Does the quality of a digital signal matter?


I recently heard a demonstration where a CD player was played with and without being supported with three Nordost Sort Kones. The difference was audible to me, but did not blow me away.

I was discussing the Sort Kones with a friend of mine that is an electrical engineer and also a musical audio guy. It was his opinion that these items could certain make an improvement in an analogue signal, but shouldn't do anything for a digital signal. He said that as long as the component receiving the digital signal can recognize a 1 or 0 then the signal is successful. It's a pass/fail situation and doesn't rely on levels of quality.

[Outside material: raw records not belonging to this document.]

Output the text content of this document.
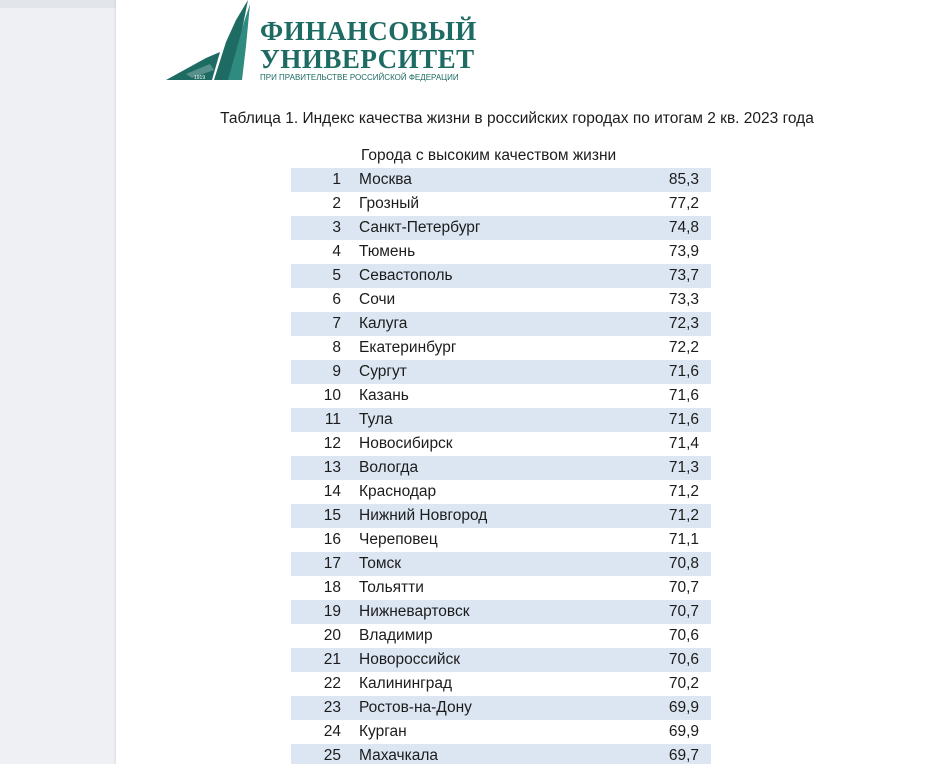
1919
ФИНАНСОВЫЙ
УНИВЕРСИТЕТ
ПРИ ПРАВИТЕЛЬСТВЕ РОССИЙСКОЙ ФЕДЕРАЦИИ
Таблица 1. Индекс качества жизни в российских городах по итогам 2 кв. 2023 года
Города с высоким качеством жизни
1 Москва	85,3
2 Грозный	77,2
3 Санкт-Петербург	74,8
4 Тюмень	73,9
5 Севастополь	73,7
6 Сочи	73,3
7 Калуга	72,3
8 Екатеринбург	72,2
9 Сургут	71,6
10 Казань	71,6
11 Тула	71,6
12 Новосибирск	71,4
13 Вологда	71,3
14 Краснодар	71,2
15 Нижний Новгород	71,2
16 Череповец	71,1
17 Томск	70,8
18 Тольятти	70,7
19 Нижневартовск	70,7
20 Владимир	70,6
21 Новороссийск	70,6
22 Калининград	70,2
23 Ростов-на-Дону	69,9
24 Курган	69,9
25 Махачкала	69,7
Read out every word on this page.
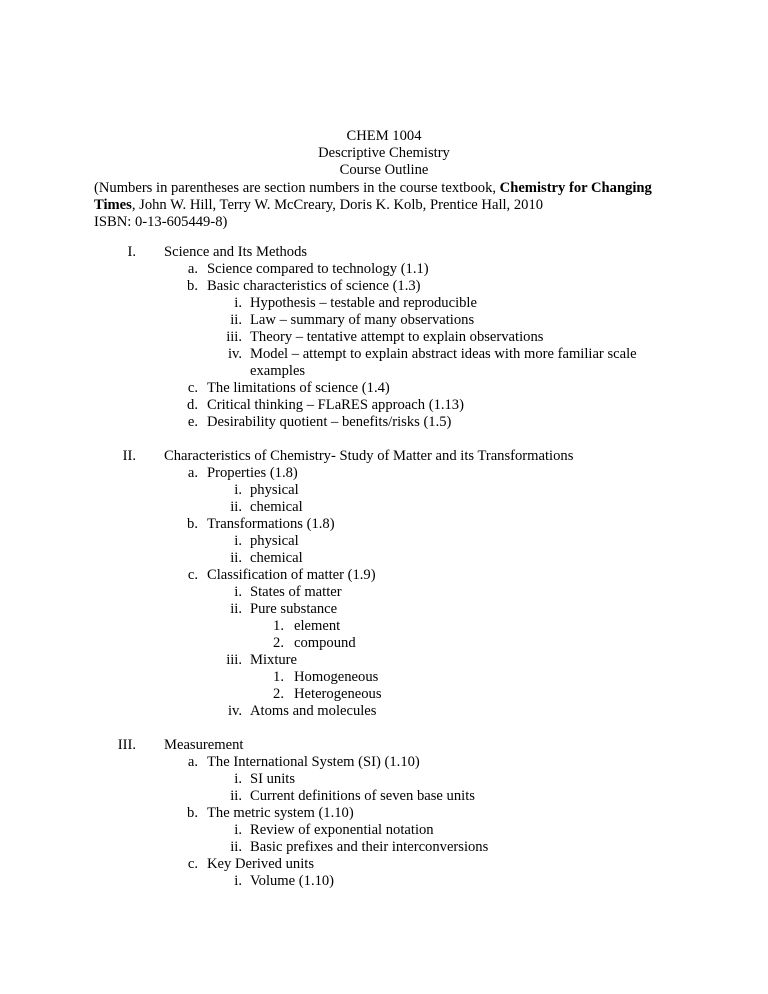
CHEM 1004
Descriptive Chemistry
Course Outline
(Numbers in parentheses are section numbers in the course textbook, Chemistry for Changing
Times, John W. Hill, Terry W. McCreary, Doris K. Kolb, Prentice Hall, 2010
ISBN: 0-13-605449-8)
I. Science and Its Methods
a. Science compared to technology (1.1)
b. Basic characteristics of science (1.3)
i. Hypothesis – testable and reproducible
ii. Law – summary of many observations
iii. Theory – tentative attempt to explain observations
iv. Model – attempt to explain abstract ideas with more familiar scale
examples
c. The limitations of science (1.4)
d. Critical thinking – FLaRES approach (1.13)
e. Desirability quotient – benefits/risks (1.5)
II. Characteristics of Chemistry- Study of Matter and its Transformations
a. Properties (1.8)
i. physical
ii. chemical
b. Transformations (1.8)
i. physical
ii. chemical
c. Classification of matter (1.9)
i. States of matter
ii. Pure substance
1. element
2. compound
iii. Mixture
1. Homogeneous
2. Heterogeneous
iv. Atoms and molecules
III. Measurement
a. The International System (SI) (1.10)
i. SI units
ii. Current definitions of seven base units
b. The metric system (1.10)
i. Review of exponential notation
ii. Basic prefixes and their interconversions
c. Key Derived units
i. Volume (1.10)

An example that he gave me was that we think nothing of using a cheap CDRW drive to duplicate a CD with no worry about the quality being reduced. If the signal isn't read in full an error is reported so we know that the entire signal has been sent.

I believe he said that it's possible to show that a more expensive digital cable is better than another, but the end product doesn't change.

There was a test done with HDMI cables that tested cables of different prices. The only difference in picture quality was noted when a cable was defective and there was an obvious problem on the display.

I realize that the most use analogue signals, but for those of us that use a receiver for our D/A, does the CD players quality matter? Any thoughts?
mceljo

Showing 3 responses by paulsax

keep in mind that while digital info is just 0's and 1's there also has to be a timing element that insures that the bits are in the correct place. Easy to get them in order but if your disk is spinning too fast then your read is too fast and such. Mind I'm not advocating anything as I am suspicious of so many things here but I could see timing perhaps being affected by cheap stuff. One problem with isolation is that there is a delay between setups and the listener often knows which is which. Any blind tests out there with multiple listeners and under statistical or sampling control?
Curious. In Jea48's linked article the implication was that the level of jitter was related to or at least different for different frequency levels of sound (presumably after the DAC). Someone straighten me out on this. It seems to me that the bit stream speed is independent of the bit content. If this is correct than should not the jitter be either constant of possible a function of the disc itself (like radial position or burn/pressing quality)?
let me ask a related but slightly different question. I read often of a player being colored. THere is a thread right now about a music hall player being slightly "forward" and "bright". All things equal and in a world where jitter is the dominate error (or am I misunderstanding the tone of this thread?) how does a "color" creep in? Jitter seems like a strictly time domain issue and the coloration of music would seem like a level vs frequency issue? If so that may imply that the DAC or perhaps some outside electronics issue outside of bit reading is at play. Is that a reasonable assessment?

Sorry about the dumb questions. I'm your boy for mechanical engineering / physics / material science but I'm just about the "bang the rocks together" stage with digital electronics!